Wednesday, February 29, 2012

Book Review: The Magician King (Here Be Spoilers)

So I finished Lev Grossman's The Magician King. I'd been afraid that I wouldn't remember anything from The Magicians, since I read that one years ago. And Grossman doesn't give you much; there are no handy pockets of exposition. And there were definitely a few references I couldn't remember at all, or only vaguely. But somehow it worked anyway; I remembered enough.

The book picks up where the first left off. Quentin, Julia, Eliot and Janet are the kings and queens of Fillory, a Narnia-esque magical land from a book series they grew up reading. It's kind of novel (hah!) to have characters in a fantasy novel have the same literary canon that we do (with the addition of Fillory, of course). They make references to Harry Potter and Narnia and Tolkein. They have specific ideas of how things are supposed to work. Take quests, for example:

"He'd read enough to know that a state of relative ignorance wasn't necessarily a handicap on a quest. It was something your dauntless questing knight accepted and embraced. You lit out into the wilderness at random, and if your state of mind, or maybe it was your soul, was correct, then adventure would find you through the natural course of events. It was like free association--there were no wrong answers. It worked as long as you weren't trying too hard."

Dude, I can't even tell you how many quest stories I've tried to write. It seems so easy from the outside because there are no rules, there doesn't have to be a map. But then you have to make shit actually happen, and it gets all complicated and hard. Anyway. The tone of this book is unique. Quentin loves magic the same way any of us fantasy-lovers would if we found out it was real. If I could go to Narnia? Shit. I'd be all over that. So it's easy to identify with Quentin. He can get a little douchey at times, but we get it. He does stuff because it looks cool. He wants adventure because he loves the idea of adventure. It's a specific idea of adventure, too; when he gets stuck on Earth for a few days, even though he's traversing the secret paths of this underground magic community, he's meeting river dragons and hanging out in a palazzo in Venice, he doesn't even realize he's having an adventure.
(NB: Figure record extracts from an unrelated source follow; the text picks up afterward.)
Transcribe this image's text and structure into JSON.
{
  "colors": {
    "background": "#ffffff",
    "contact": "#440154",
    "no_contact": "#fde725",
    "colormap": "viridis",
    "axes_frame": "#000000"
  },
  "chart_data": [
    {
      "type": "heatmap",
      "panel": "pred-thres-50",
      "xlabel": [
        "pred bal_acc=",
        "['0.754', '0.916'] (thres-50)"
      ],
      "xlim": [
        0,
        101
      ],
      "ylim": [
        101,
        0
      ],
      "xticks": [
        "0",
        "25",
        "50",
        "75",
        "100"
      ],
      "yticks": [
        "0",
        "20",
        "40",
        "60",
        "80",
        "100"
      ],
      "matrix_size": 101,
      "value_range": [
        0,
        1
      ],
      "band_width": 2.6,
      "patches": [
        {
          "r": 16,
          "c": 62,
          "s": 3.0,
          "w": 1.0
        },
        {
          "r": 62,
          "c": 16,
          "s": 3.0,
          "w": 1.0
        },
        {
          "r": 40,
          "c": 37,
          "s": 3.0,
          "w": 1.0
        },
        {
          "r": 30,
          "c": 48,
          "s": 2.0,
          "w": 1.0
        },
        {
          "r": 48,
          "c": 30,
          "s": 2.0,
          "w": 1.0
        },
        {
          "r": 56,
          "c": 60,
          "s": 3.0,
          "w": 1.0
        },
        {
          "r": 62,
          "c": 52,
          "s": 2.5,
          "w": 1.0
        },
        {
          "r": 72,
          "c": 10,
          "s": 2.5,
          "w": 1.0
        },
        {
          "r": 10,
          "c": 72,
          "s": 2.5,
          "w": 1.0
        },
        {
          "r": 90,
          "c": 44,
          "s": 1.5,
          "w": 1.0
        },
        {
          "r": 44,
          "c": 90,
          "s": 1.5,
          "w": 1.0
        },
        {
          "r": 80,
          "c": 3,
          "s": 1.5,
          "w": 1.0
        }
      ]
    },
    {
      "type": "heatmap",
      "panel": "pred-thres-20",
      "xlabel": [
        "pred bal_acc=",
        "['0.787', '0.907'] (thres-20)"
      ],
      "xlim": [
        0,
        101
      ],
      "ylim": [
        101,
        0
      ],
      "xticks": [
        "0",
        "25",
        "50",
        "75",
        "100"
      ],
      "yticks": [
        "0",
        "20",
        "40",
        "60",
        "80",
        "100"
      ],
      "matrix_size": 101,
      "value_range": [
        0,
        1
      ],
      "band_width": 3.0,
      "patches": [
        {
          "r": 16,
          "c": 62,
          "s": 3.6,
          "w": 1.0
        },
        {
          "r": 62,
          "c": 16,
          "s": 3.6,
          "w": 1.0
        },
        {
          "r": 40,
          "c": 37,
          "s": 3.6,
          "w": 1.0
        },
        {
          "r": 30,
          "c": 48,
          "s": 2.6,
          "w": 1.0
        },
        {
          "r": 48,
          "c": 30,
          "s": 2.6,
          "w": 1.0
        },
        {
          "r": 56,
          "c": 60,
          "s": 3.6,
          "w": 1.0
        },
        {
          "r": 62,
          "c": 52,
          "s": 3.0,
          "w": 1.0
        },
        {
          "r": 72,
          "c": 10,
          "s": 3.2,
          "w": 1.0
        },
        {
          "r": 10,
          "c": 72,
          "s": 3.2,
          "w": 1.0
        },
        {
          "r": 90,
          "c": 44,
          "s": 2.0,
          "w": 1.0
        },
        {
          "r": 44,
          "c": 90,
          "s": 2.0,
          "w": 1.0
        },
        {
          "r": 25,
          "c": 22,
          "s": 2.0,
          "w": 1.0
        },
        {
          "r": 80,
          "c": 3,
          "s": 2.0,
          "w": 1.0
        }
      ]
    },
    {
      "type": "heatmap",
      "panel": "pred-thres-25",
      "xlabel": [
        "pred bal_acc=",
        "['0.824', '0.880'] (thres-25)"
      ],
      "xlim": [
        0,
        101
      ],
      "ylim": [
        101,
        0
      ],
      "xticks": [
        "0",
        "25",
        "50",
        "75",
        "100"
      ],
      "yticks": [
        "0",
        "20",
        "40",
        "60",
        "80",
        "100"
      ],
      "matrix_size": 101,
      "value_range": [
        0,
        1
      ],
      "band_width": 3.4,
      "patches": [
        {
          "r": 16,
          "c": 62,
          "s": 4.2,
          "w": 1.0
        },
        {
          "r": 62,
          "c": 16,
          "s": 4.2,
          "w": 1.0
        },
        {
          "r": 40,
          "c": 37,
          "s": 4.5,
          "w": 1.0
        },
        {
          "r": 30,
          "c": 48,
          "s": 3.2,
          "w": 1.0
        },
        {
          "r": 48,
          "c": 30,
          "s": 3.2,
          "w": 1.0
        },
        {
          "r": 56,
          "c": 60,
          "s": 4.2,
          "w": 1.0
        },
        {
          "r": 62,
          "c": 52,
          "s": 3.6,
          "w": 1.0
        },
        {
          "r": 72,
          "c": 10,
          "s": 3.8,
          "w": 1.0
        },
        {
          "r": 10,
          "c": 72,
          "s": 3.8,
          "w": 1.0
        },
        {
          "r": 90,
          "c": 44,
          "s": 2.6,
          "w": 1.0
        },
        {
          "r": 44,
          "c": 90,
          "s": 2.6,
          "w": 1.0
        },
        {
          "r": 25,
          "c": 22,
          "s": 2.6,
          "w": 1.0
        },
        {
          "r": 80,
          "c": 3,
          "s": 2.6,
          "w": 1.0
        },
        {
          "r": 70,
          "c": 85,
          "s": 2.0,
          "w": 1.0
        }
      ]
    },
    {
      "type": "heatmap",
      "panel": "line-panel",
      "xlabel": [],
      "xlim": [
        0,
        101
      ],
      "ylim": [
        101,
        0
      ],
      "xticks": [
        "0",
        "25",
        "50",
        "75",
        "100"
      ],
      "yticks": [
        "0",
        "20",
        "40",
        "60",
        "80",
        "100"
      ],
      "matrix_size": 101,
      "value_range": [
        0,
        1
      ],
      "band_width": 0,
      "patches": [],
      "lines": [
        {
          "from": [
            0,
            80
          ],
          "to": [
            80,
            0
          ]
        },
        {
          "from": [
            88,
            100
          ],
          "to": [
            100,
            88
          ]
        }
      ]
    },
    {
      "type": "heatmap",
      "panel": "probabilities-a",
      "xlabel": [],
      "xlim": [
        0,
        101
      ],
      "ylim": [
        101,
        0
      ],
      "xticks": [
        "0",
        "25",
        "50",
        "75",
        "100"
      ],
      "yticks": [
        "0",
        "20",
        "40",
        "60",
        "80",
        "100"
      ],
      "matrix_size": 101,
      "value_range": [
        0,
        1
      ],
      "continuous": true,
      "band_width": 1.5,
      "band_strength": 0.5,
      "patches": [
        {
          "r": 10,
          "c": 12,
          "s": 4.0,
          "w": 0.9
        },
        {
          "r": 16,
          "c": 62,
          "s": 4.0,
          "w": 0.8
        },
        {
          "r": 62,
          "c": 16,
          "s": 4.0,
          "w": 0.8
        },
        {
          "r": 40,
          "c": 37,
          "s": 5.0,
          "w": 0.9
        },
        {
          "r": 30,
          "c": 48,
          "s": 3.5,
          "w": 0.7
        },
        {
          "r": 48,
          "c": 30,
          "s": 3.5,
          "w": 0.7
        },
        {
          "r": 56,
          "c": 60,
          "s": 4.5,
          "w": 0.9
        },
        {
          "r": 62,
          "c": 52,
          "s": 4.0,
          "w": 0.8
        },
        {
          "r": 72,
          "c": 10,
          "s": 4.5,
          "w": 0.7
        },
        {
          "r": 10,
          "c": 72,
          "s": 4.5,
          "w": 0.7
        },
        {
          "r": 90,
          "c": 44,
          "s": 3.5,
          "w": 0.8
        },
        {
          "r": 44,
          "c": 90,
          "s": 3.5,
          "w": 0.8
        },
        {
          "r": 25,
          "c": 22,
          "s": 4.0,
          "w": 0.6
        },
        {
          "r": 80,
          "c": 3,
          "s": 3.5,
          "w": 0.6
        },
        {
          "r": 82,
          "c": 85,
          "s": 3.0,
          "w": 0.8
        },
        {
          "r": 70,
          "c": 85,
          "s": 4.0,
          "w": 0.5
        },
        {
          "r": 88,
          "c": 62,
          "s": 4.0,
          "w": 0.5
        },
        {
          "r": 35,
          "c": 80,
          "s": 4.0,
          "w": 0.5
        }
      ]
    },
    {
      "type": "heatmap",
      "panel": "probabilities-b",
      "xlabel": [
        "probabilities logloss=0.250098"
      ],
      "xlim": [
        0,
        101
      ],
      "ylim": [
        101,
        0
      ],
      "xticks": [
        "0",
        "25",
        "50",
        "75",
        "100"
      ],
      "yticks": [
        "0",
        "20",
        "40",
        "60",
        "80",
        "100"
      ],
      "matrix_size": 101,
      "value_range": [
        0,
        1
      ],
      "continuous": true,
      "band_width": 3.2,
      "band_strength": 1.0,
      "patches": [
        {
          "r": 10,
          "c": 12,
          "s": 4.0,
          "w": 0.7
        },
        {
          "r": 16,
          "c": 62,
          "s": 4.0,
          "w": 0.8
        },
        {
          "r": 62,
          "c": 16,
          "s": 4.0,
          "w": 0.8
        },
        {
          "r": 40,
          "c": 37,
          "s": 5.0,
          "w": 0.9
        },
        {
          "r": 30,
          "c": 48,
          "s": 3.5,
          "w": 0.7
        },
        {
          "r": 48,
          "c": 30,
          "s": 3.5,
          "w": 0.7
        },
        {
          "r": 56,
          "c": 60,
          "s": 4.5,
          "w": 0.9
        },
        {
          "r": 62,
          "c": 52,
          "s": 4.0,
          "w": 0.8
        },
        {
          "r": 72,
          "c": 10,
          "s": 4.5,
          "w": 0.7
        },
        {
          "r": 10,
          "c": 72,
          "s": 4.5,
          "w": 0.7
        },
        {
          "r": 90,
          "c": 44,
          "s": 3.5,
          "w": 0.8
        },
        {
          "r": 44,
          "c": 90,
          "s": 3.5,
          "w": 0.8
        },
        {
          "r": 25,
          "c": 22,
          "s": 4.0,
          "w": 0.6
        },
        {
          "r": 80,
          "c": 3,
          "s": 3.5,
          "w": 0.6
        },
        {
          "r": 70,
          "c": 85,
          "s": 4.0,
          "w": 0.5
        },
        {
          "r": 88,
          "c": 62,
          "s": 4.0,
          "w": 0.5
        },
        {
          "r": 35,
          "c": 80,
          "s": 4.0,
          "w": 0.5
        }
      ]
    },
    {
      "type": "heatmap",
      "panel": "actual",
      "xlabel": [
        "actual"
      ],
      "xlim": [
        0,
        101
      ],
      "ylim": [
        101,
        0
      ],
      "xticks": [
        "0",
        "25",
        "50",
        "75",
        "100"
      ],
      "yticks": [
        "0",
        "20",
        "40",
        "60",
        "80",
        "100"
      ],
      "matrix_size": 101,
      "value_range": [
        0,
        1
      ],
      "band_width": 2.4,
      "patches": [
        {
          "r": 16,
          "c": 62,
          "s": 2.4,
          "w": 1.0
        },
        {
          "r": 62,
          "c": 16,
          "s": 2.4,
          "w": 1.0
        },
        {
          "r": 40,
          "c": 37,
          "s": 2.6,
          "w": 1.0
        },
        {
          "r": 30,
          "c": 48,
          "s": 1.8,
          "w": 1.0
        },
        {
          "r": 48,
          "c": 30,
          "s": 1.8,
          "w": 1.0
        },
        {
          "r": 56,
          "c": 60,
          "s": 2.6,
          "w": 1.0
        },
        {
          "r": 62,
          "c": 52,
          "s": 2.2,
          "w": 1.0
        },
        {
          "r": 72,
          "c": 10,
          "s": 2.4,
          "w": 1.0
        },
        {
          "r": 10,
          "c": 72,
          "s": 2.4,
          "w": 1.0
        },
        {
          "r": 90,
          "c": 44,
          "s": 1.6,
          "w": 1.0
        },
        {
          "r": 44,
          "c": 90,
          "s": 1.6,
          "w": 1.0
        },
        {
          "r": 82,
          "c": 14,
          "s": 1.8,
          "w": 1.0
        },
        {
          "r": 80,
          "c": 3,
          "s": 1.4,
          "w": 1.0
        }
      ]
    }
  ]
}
All he can think about is getting back to Fillory. A quest is just more...questy on a ship, amirite?

Quentin's whole journey is only part of the story. Grossman switches between Quentin's perspective in the present and Queen Julia's past. Because Julia was different--she wasn't accepted into the magic school with Quentin and the others. She learned magic existed, and was shut out from that world.

She didn't take it very well.

I loved Julia's chapters. They're darker than Quentin's. She suffers from depression. She throws her old life away, family and all, in her pursuit of magic. I feel like it was handled well. She acknowledges that she's destroying her family, breaking their hearts, by leaving. But we can also understand why she does it. Grossman never condemns her. When she eventually finds her own magic "school," her own community, we know things aren't going to end well. In the present, we know she is struggling with, well, humanity. Quentin notes early in the book that "she didn't speak much these days. And for some reason she'd mostly given up using contractions." She only seems to get worse as the book goes on--she retreats into herself, acts all cryptic, that kind of thing. It might be frustrating if Grossman didn't give us insight into how and why she became this way.